Financement des cultes : les non-dits de la loi sur le séparatisme
Le projet de loi oblige les autorités religieuses à indiquer l’origine de leurs ressources. Un objectif louable… aux effets plus qu’incertains.
Ce n’est sans doute pas la disposition la plus flamboyante du projet de loi « visant à renforcer le respect des principes de la République », mais c’est certainement celle qui attise le plus les tensions entre le gouvernement et les représentants des religions. Le texte, qui sera examiné à partir du 1er février à l’Assemblée nationale, prévoit d’accroître les obligations des lieux de culte en matière de transparence financière. Sans le dire – il ne peut pointer du doigt une confession –, l’exécutif veut surtout mieux connaître le financement des mosquées. « On a besoin de savoir d’où vient l’argent, qui le touche, pour quoi faire. Ça, il faut s’en assurer », martelait déjà Emmanuel Macron en février 2020, lors d’un déplacement à Mulhouse consacré au « séparatisme islamiste ». Mais, déjà, de nombreuses voix s’élèvent pour exprimer leurs doutes sur l’efficacité de ces mesures.

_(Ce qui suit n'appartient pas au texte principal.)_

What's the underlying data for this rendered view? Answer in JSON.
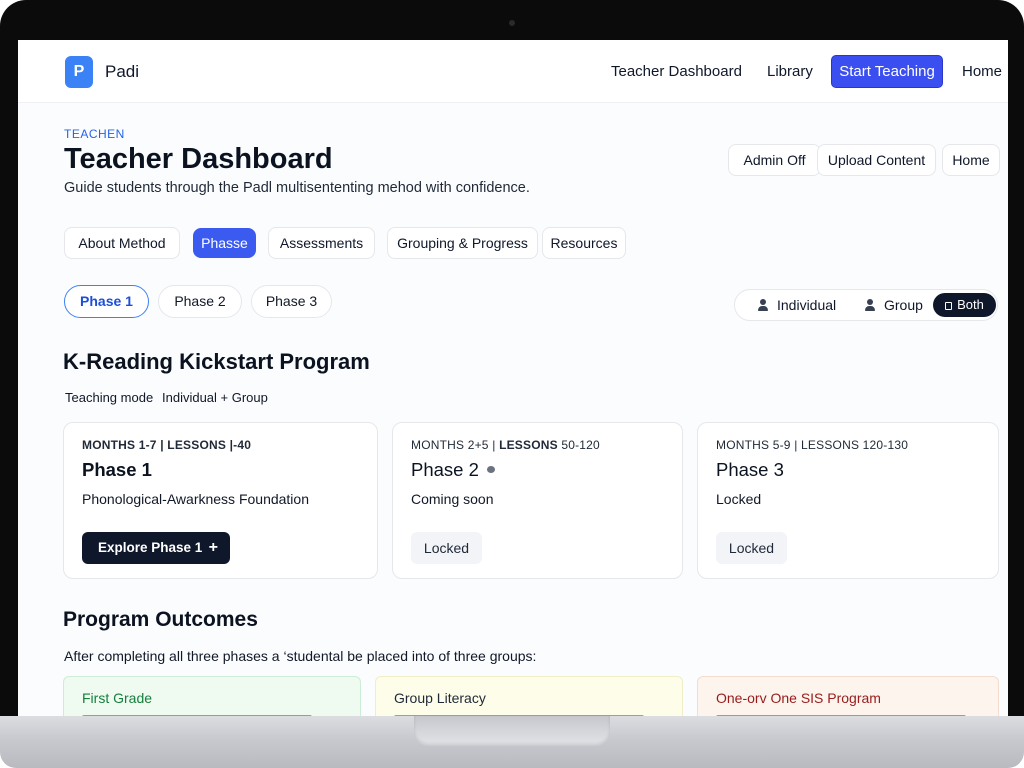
{
  "app": {
    "logo_letter": "P",
    "name": "Padi"
  },
  "nav": {
    "items": [
      "Teacher Dashboard",
      "Library"
    ],
    "cta": "Start Teaching",
    "home": "Home"
  },
  "header": {
    "eyebrow": "TEACHEN",
    "title": "Teacher Dashboard",
    "subtitle": "Guide students through the Padl multisententing mehod with confidence.",
    "actions": [
      "Admin Off",
      "Upload Content",
      "Home"
    ]
  },
  "tabs": [
    "About Method",
    "Phasse",
    "Assessments",
    "Grouping & Progress",
    "Resources"
  ],
  "active_tab": "Phasse",
  "phase_pills": [
    "Phase 1",
    "Phase 2",
    "Phase 3"
  ],
  "active_phase": "Phase 1",
  "mode_toggle": {
    "options": [
      "Individual",
      "Group",
      "Both"
    ],
    "selected": "Both"
  },
  "program": {
    "title": "K-Reading Kickstart Program",
    "mode_label": "Teaching mode",
    "mode_value": "Individual + Group"
  },
  "phases": [
    {
      "meta_prefix": "MONTHS 1-7 | LESSONS |-40",
      "title": "Phase 1",
      "desc": "Phonological-Awarkness Foundation",
      "button": "Explore Phase 1"
    },
    {
      "meta_prefix": "MONTHS 2+5 | ",
      "meta_bold": "LESSONS",
      "meta_suffix": " 50-120",
      "title": "Phase 2",
      "desc": "Coming soon",
      "badge": "Locked"
    },
    {
      "meta_prefix": "MONTHS 5-9 | LESSONS 120-130",
      "title": "Phase 3",
      "desc": "Locked",
      "badge": "Locked"
    }
  ],
  "outcomes": {
    "title": "Program Outcomes",
    "intro": "After completing all three phases a ‘studental be placed into of three groups:",
    "groups": [
      {
        "title": "First Grade",
        "color": "#15803d"
      },
      {
        "title": "Group Literacy",
        "color": "#1f2937"
      },
      {
        "title": "One-orv One SIS Program",
        "color": "#991b1b"
      }
    ]
  },
  "colors": {
    "accent": "#3b5bf0",
    "dark": "#0f172a",
    "logo": "#3b82f6"
  }
}
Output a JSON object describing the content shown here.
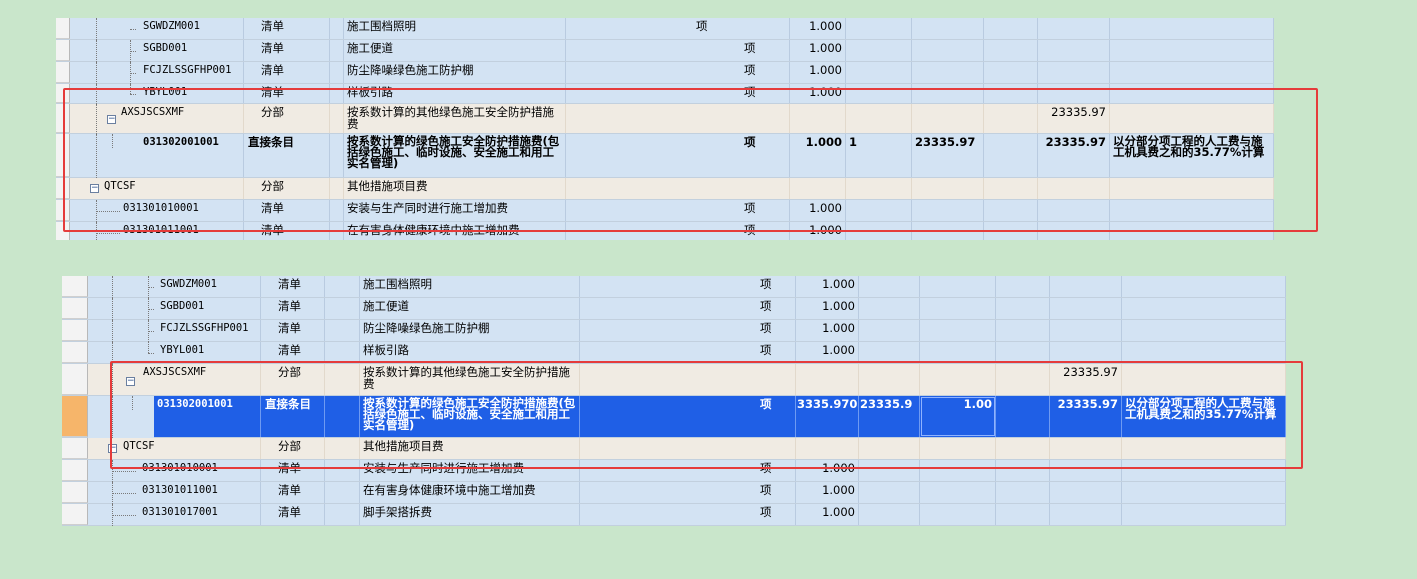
{
  "top_panel": {
    "rows": [
      {
        "code": "SGWDZM001",
        "type": "清单",
        "name": "施工围档照明",
        "unit": "项",
        "qty": "1.000"
      },
      {
        "code": "SGBD001",
        "type": "清单",
        "name": "施工便道",
        "unit": "项",
        "qty": "1.000"
      },
      {
        "code": "FCJZLSSGFHP001",
        "type": "清单",
        "name": "防尘降噪绿色施工防护棚",
        "unit": "项",
        "qty": "1.000"
      },
      {
        "code": "YBYL001",
        "type": "清单",
        "name": "样板引路",
        "unit": "项",
        "qty": "1.000"
      },
      {
        "code": "AXSJSCSXMF",
        "type": "分部",
        "name": "按系数计算的其他绿色施工安全防护措施费",
        "total": "23335.97"
      },
      {
        "code": "031302001001",
        "type": "直接条目",
        "name": "按系数计算的绿色施工安全防护措施费(包括绿色施工、临时设施、安全施工和用工实名管理)",
        "unit": "项",
        "qty": "1.000",
        "c1": "1",
        "c2": "23335.97",
        "total": "23335.97",
        "remark": "以分部分项工程的人工费与施工机具费之和的35.77%计算"
      },
      {
        "code": "QTCSF",
        "type": "分部",
        "name": "其他措施项目费"
      },
      {
        "code": "031301010001",
        "type": "清单",
        "name": "安装与生产同时进行施工增加费",
        "unit": "项",
        "qty": "1.000"
      },
      {
        "code": "031301011001",
        "type": "清单",
        "name": "在有害身体健康环境中施工增加费",
        "unit": "项",
        "qty": "1.000"
      }
    ]
  },
  "bottom_panel": {
    "rows": [
      {
        "code": "SGWDZM001",
        "type": "清单",
        "name": "施工围档照明",
        "unit": "项",
        "qty": "1.000"
      },
      {
        "code": "SGBD001",
        "type": "清单",
        "name": "施工便道",
        "unit": "项",
        "qty": "1.000"
      },
      {
        "code": "FCJZLSSGFHP001",
        "type": "清单",
        "name": "防尘降噪绿色施工防护棚",
        "unit": "项",
        "qty": "1.000"
      },
      {
        "code": "YBYL001",
        "type": "清单",
        "name": "样板引路",
        "unit": "项",
        "qty": "1.000"
      },
      {
        "code": "AXSJSCSXMF",
        "type": "分部",
        "name": "按系数计算的其他绿色施工安全防护措施费",
        "total": "23335.97"
      },
      {
        "code": "031302001001",
        "type": "直接条目",
        "name": "按系数计算的绿色施工安全防护措施费(包括绿色施工、临时设施、安全施工和用工实名管理)",
        "unit": "项",
        "qty": "3335.970",
        "c1": "23335.9",
        "c2": "1.00",
        "total": "23335.97",
        "remark": "以分部分项工程的人工费与施工机具费之和的35.77%计算"
      },
      {
        "code": "QTCSF",
        "type": "分部",
        "name": "其他措施项目费"
      },
      {
        "code": "031301010001",
        "type": "清单",
        "name": "安装与生产同时进行施工增加费",
        "unit": "项",
        "qty": "1.000"
      },
      {
        "code": "031301011001",
        "type": "清单",
        "name": "在有害身体健康环境中施工增加费",
        "unit": "项",
        "qty": "1.000"
      },
      {
        "code": "031301017001",
        "type": "清单",
        "name": "脚手架搭拆费",
        "unit": "项",
        "qty": "1.000"
      }
    ]
  },
  "colors": {
    "highlight": "#e53b3b",
    "selected": "#1f5fe6",
    "item_row": "#d3e3f3",
    "group_row": "#f0ebe3",
    "background": "#c9e6cb"
  }
}
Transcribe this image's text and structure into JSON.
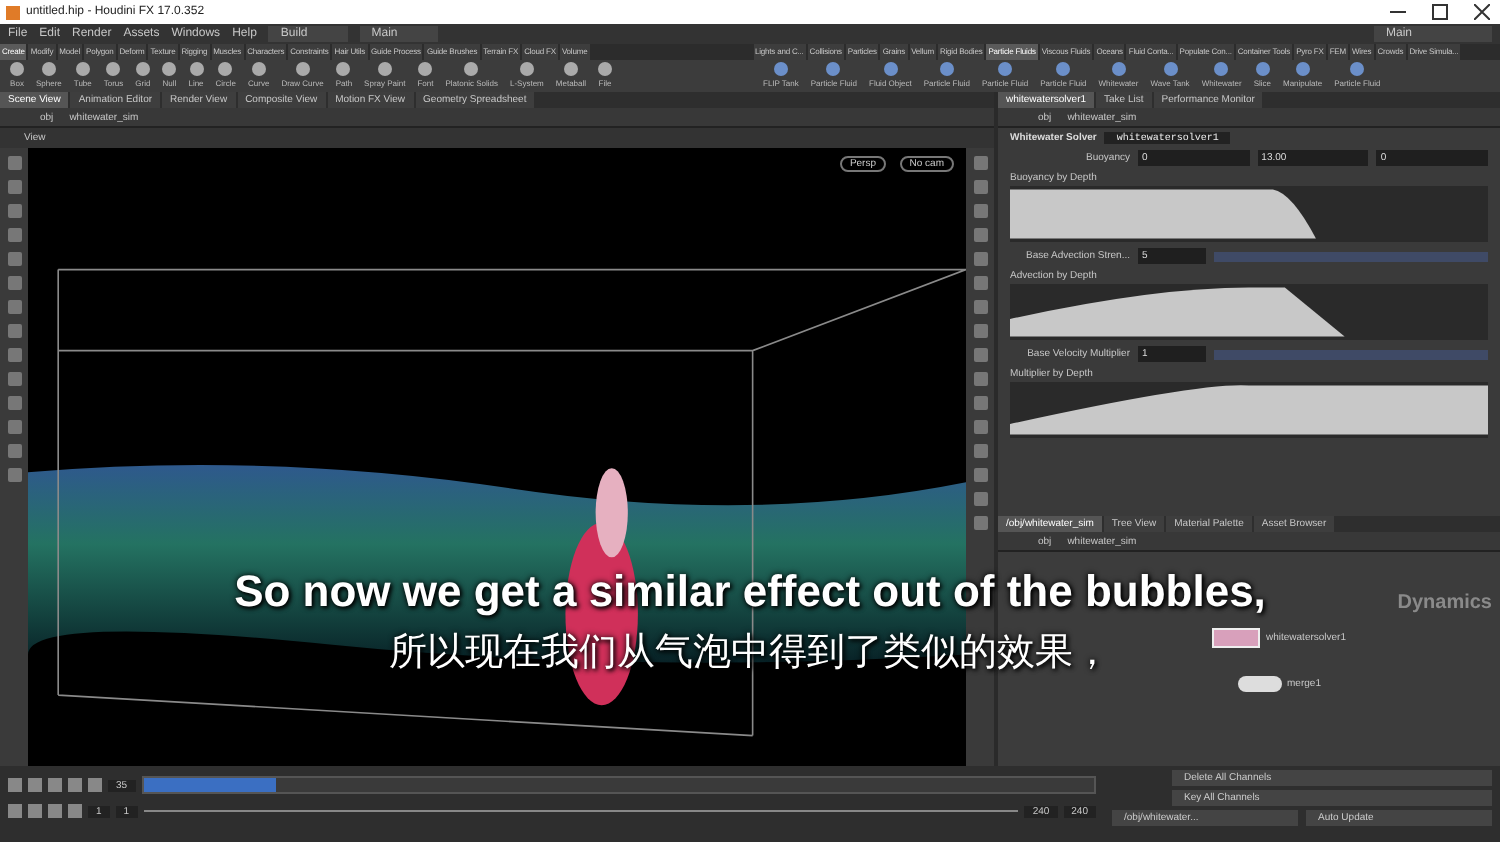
{
  "window": {
    "title": "untitled.hip - Houdini FX 17.0.352"
  },
  "menu": [
    "File",
    "Edit",
    "Render",
    "Assets",
    "Windows",
    "Help"
  ],
  "desktops": [
    {
      "label": "Build"
    },
    {
      "label": "Main"
    }
  ],
  "right_desktop": "Main",
  "shelf_tabs_left": [
    {
      "label": "Create",
      "selected": true
    },
    {
      "label": "Modify",
      "selected": false
    },
    {
      "label": "Model",
      "selected": false
    },
    {
      "label": "Polygon",
      "selected": false
    },
    {
      "label": "Deform",
      "selected": false
    },
    {
      "label": "Texture",
      "selected": false
    },
    {
      "label": "Rigging",
      "selected": false
    },
    {
      "label": "Muscles",
      "selected": false
    },
    {
      "label": "Characters",
      "selected": false
    },
    {
      "label": "Constraints",
      "selected": false
    },
    {
      "label": "Hair Utils",
      "selected": false
    },
    {
      "label": "Guide Process",
      "selected": false
    },
    {
      "label": "Guide Brushes",
      "selected": false
    },
    {
      "label": "Terrain FX",
      "selected": false
    },
    {
      "label": "Cloud FX",
      "selected": false
    },
    {
      "label": "Volume",
      "selected": false
    }
  ],
  "shelf_tabs_right": [
    {
      "label": "Lights and C...",
      "selected": false
    },
    {
      "label": "Collisions",
      "selected": false
    },
    {
      "label": "Particles",
      "selected": false
    },
    {
      "label": "Grains",
      "selected": false
    },
    {
      "label": "Vellum",
      "selected": false
    },
    {
      "label": "Rigid Bodies",
      "selected": false
    },
    {
      "label": "Particle Fluids",
      "selected": true
    },
    {
      "label": "Viscous Fluids",
      "selected": false
    },
    {
      "label": "Oceans",
      "selected": false
    },
    {
      "label": "Fluid Conta...",
      "selected": false
    },
    {
      "label": "Populate Con...",
      "selected": false
    },
    {
      "label": "Container Tools",
      "selected": false
    },
    {
      "label": "Pyro FX",
      "selected": false
    },
    {
      "label": "FEM",
      "selected": false
    },
    {
      "label": "Wires",
      "selected": false
    },
    {
      "label": "Crowds",
      "selected": false
    },
    {
      "label": "Drive Simula...",
      "selected": false
    }
  ],
  "shelf_tools_left": [
    "Box",
    "Sphere",
    "Tube",
    "Torus",
    "Grid",
    "Null",
    "Line",
    "Circle",
    "Curve",
    "Draw Curve",
    "Path",
    "Spray Paint",
    "Font",
    "Platonic Solids",
    "L-System",
    "Metaball",
    "File"
  ],
  "shelf_tools_right": [
    "FLIP Tank",
    "Particle Fluid",
    "Fluid Object",
    "Particle Fluid",
    "Particle Fluid",
    "Particle Fluid",
    "Whitewater",
    "Wave Tank",
    "Whitewater",
    "Slice",
    "Manipulate",
    "Particle Fluid"
  ],
  "pane_tabs_left": [
    {
      "label": "Scene View",
      "selected": true
    },
    {
      "label": "Animation Editor",
      "selected": false
    },
    {
      "label": "Render View",
      "selected": false
    },
    {
      "label": "Composite View",
      "selected": false
    },
    {
      "label": "Motion FX View",
      "selected": false
    },
    {
      "label": "Geometry Spreadsheet",
      "selected": false
    }
  ],
  "pane_tabs_right": [
    {
      "label": "whitewatersolver1",
      "selected": true
    },
    {
      "label": "Take List",
      "selected": false
    },
    {
      "label": "Performance Monitor",
      "selected": false
    }
  ],
  "scene_path": [
    "obj",
    "whitewater_sim"
  ],
  "param_path": [
    "obj",
    "whitewater_sim"
  ],
  "viewport": {
    "menu": "View",
    "camera": "Persp",
    "cam_menu": "No cam"
  },
  "params": {
    "type": "Whitewater Solver",
    "node": "whitewatersolver1",
    "rows": [
      {
        "kind": "vector",
        "label": "Buoyancy",
        "values": [
          "0",
          "13.00",
          "0"
        ]
      },
      {
        "kind": "ramp",
        "label": "Buoyancy by Depth"
      },
      {
        "kind": "slider",
        "label": "Base Advection Stren...",
        "value": "5"
      },
      {
        "kind": "ramp",
        "label": "Advection by Depth"
      },
      {
        "kind": "slider",
        "label": "Base Velocity Multiplier",
        "value": "1"
      },
      {
        "kind": "ramp",
        "label": "Multiplier by Depth"
      }
    ]
  },
  "network": {
    "tabs": [
      {
        "label": "/obj/whitewater_sim",
        "selected": true
      },
      {
        "label": "Tree View",
        "selected": false
      },
      {
        "label": "Material Palette",
        "selected": false
      },
      {
        "label": "Asset Browser",
        "selected": false
      }
    ],
    "path": [
      "obj",
      "whitewater_sim"
    ],
    "context": "Dynamics",
    "nodes": [
      {
        "label": "whitewatersolver1",
        "kind": "solver"
      },
      {
        "label": "merge1",
        "kind": "merge"
      }
    ]
  },
  "timeline": {
    "frame": "35",
    "range_start": "1",
    "range_start2": "1",
    "end": "240",
    "end2": "240",
    "level": 0.14
  },
  "channels": [
    "Delete All Channels",
    "Key All Channels"
  ],
  "status": {
    "path": "/obj/whitewater...",
    "update": "Auto Update"
  },
  "subtitles": [
    "So now we get a similar effect out of the bubbles,",
    "所以现在我们从气泡中得到了类似的效果，"
  ]
}
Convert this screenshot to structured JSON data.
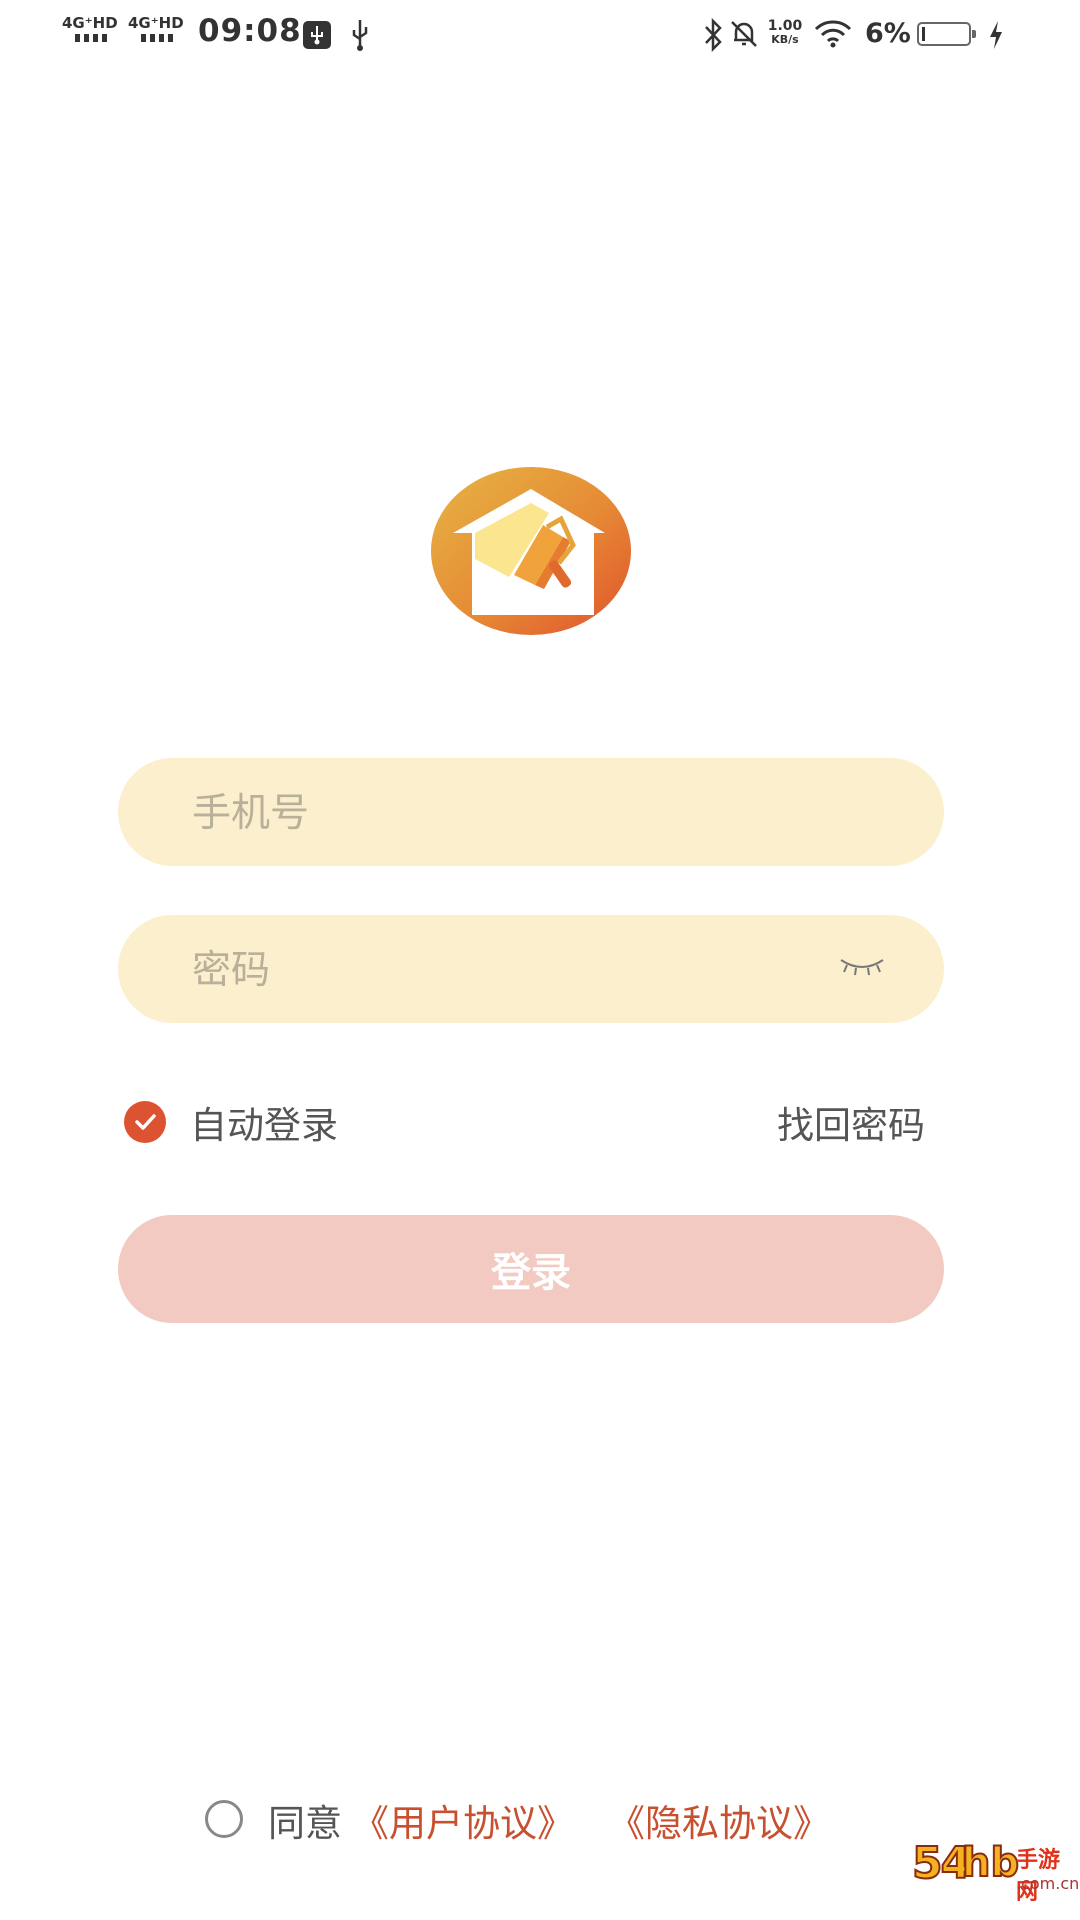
{
  "status_bar": {
    "sim1": "4G⁺HD",
    "sim2": "4G⁺HD",
    "time": "09:08",
    "speed_value": "1.00",
    "speed_unit": "KB/s",
    "battery": "6%",
    "battery_level": 0.06
  },
  "login": {
    "phone_placeholder": "手机号",
    "password_placeholder": "密码",
    "auto_login_label": "自动登录",
    "auto_login_checked": true,
    "forgot_password": "找回密码",
    "login_button": "登录"
  },
  "agreement": {
    "agree_label": "同意",
    "user_agreement": "《用户协议》",
    "privacy_agreement": "《隐私协议》"
  },
  "colors": {
    "accent": "#dd5230",
    "input_bg": "#fbefce",
    "button_bg": "#f2cac1",
    "link": "#c8502f"
  },
  "watermark": {
    "text": "54hb手游网 .com.cn"
  }
}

Première d’entre elles : l’obligation pour les structures gérant des lieux de culte de déclarer leurs ressources en provenance de l’étranger dès qu’elles sont supérieures à 10 000 euros annuels. Dans le viseur, les sommes versées par des Etats, comme le Maroc, l’Algérie ou la Turquie, mais aussi celles provenant de fonds souverains comme celui du Qatar, de structures associatives ou de personnes privées. Avec le risque de ne pas apprendre grand-chose, Tracfin, le service de Bercy chargé de traquer les transferts d’argent illégaux, étant déjà mobilisé. Rien ne dit, en outre, que cette disposition permettra de contrer une éventuelle influence de ces donateurs sur l’islam en France. « En ce qui concerne l’islam consulaire (Algérie, Maroc…), cela conduira peut-être à une remise à plat et à bousculer la vieille bureaucratie, reconnaît Didier Leschi, auteur de Misère(s) de l’islam de France (éd. du Cerf ). En revanche, les autres font parfois de gros investissements dans la construction, sans que cela s’accompagne d’une volonté de peser ensuite sur l’institution. »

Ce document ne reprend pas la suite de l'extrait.